REPUBLIKA.CO.ID, MOSKOW -- Rusia akan menanggapi sanksi baru Uni Eropa terkait pertikaian antara Rusia dan Ukraina di Laut Azov. Pada Jumat lalu, Uni Eropa menambahkan delapan daftar sanksi kepada pejabat Rusia, termasuk pejabat layanan keamanan senior dan komandan militer.
Uni Eropa memberlakukan larangan perjalanan dan pembekuan aset kepada pejabat Rusia sehubungan dengan insiden di Laut Azov, November lalu. Ketika itu, angkatan laut Rusia menangkap 24 pelaut Ukraina dan kapal mereka di Selat Kerch, dekat Crimea.
"Klaim Uni Eropa bahwa Rusia melanggar hukum internasional tidak dapat dibenarkan, dan tidak sesuai dengan kenyataan," ujar Kementerian Luar Negeri Rusia dalam pernyataannya, Sabtu (16/3).

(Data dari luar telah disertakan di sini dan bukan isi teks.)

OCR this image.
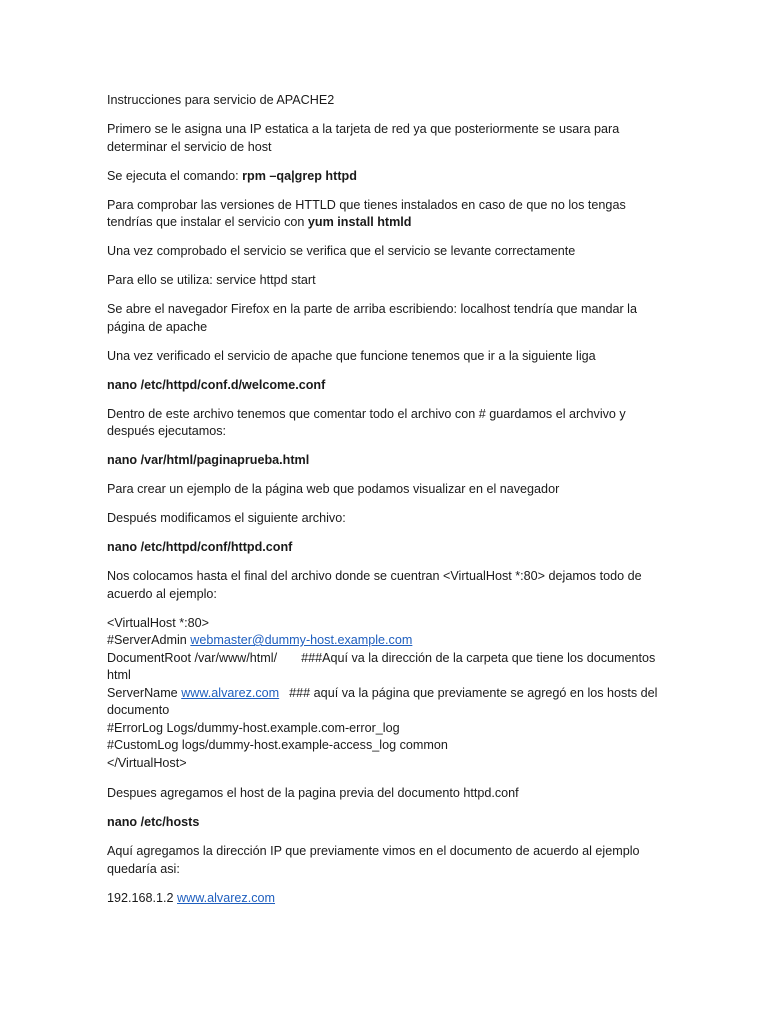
Instrucciones para servicio de APACHE2

Primero se le asigna una IP estatica a la tarjeta de red ya que posteriormente se usara para determinar el servicio de host

Se ejecuta el comando: rpm –qa|grep httpd

Para comprobar las versiones de HTTLD que tienes instalados en caso de que no los tengas tendrías que instalar el servicio con yum install htmld

Una vez comprobado el servicio se verifica que el servicio se levante correctamente

Para ello se utiliza: service httpd start

Se abre el navegador Firefox en la parte de arriba escribiendo: localhost tendría que mandar la página de apache

Una vez verificado el servicio de apache que funcione tenemos que ir a la siguiente liga

nano /etc/httpd/conf.d/welcome.conf

Dentro de este archivo tenemos que comentar todo el archivo con # guardamos el archvivo y después ejecutamos:

nano /var/html/paginaprueba.html

Para crear un ejemplo de la página web que podamos visualizar en el navegador

Después modificamos el siguiente archivo:

nano /etc/httpd/conf/httpd.conf

Nos colocamos hasta el final del archivo donde se cuentran <VirtualHost *:80> dejamos todo de acuerdo al ejemplo:

<VirtualHost *:80>
#ServerAdmin webmaster@dummy-host.example.com
DocumentRoot /var/www/html/ ###Aquí va la dirección de la carpeta que tiene los documentos html
ServerName www.alvarez.com ### aquí va la página que previamente se agregó en los hosts del documento
#ErrorLog Logs/dummy-host.example.com-error_log
#CustomLog logs/dummy-host.example-access_log common
</VirtualHost>

Despues agregamos el host de la pagina previa del documento httpd.conf

nano /etc/hosts

Aquí agregamos la dirección IP que previamente vimos en el documento de acuerdo al ejemplo quedaría asi:

192.168.1.2 www.alvarez.com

Keputusan Uni Eropa menjatuhkan sanksi baru tersebut memperpanjang daftar terhadap 170 orang dan 44 entitas Rusia atas krisis di Ukraina. Kementerian Luar Negeri Rusia menilai tindakan Uni Eropa ini sangat tidak ramah sehingga perlu direspons. Namun pihak kementerian tidak menjelaskan tindakan apa yang akan dilakukan oleh Rusia untuk menindaklanjuti sanksi tersebut.
"Pihak Rusia tidak akan membiarkan tindakan Uni Eropa ini berlalu tanpa jawaban," kata Kementerian Luar Negeri Rusia.

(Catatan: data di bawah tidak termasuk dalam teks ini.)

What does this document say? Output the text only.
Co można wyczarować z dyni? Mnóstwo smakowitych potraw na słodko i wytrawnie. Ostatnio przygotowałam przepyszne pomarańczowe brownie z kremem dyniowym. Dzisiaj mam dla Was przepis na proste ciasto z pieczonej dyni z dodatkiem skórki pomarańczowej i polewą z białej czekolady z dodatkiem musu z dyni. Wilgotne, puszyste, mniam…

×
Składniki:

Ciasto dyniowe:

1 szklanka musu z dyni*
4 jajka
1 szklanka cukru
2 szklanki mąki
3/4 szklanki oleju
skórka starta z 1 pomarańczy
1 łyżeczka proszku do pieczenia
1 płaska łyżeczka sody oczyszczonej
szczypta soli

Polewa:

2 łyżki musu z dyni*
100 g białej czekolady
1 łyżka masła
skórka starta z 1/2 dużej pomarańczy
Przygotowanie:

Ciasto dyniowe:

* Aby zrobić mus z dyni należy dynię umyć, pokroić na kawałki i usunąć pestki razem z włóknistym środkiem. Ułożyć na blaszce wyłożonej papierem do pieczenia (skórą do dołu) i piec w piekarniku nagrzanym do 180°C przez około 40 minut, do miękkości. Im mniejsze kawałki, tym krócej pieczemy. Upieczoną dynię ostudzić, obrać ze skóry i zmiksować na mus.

Wakil permanen 28 negara Uni Eropa telah mengambil keputusan untuk memperpanjang sanksi terhadap Rusia pada 5 September lalu. Kala itu, para wakil permanen sepakat memperpanjang sanksi hingga 31 Januari 2019.
Sanksi tersebut akan menargetkan sektor keuangan, energi, dan pertahanan Rusia. Lima lembaga keuangan besar Rusia pun akan dibatasi akses ke pasar modal primer dan sekunder Uni Eropa.
Sanksi ekonomi terhadap Rusia pertama kali diterapkan pada 31 Juli 2014. Sanksi kemudian diperkuat pada September 2014. Adapun alasan penjatuhan sanksi yakni karena tindakan Rusia yang mendestabilisasi situasi di Ukraina.
Uni Eropa juga menilai Rusia tak melaksanakan Perjanjian Minsk. Perjanjian tersebut ditandatangani pada 12 Februari 2015. Perjanjian itu tidak hanya melibatkan Ukraina dan Rusia, tapi juga Jerman serta Prancis. Salah satu isi dari perjanjian tersebut adalah dilaksanakannya gencatan senjata penuh di timur Ukraina, terutama di Donbass.
Konflik bersenjata di Donbass telah berlangsung sejak Maret 2014, tepatnya ketika kelompok anti-pemerintah berhasil memaksa mantan presiden Ukraina yang pro-Rusia, Viktor Yanukovych turun takhta.
Dalam demonstrasi yang merebak di sana, terdapat pula kelompok separatis pro-Rusia. Kelompok tersebut belakangan terlibat konfrontasi senjata dengan tentara pemerintah Ukraina.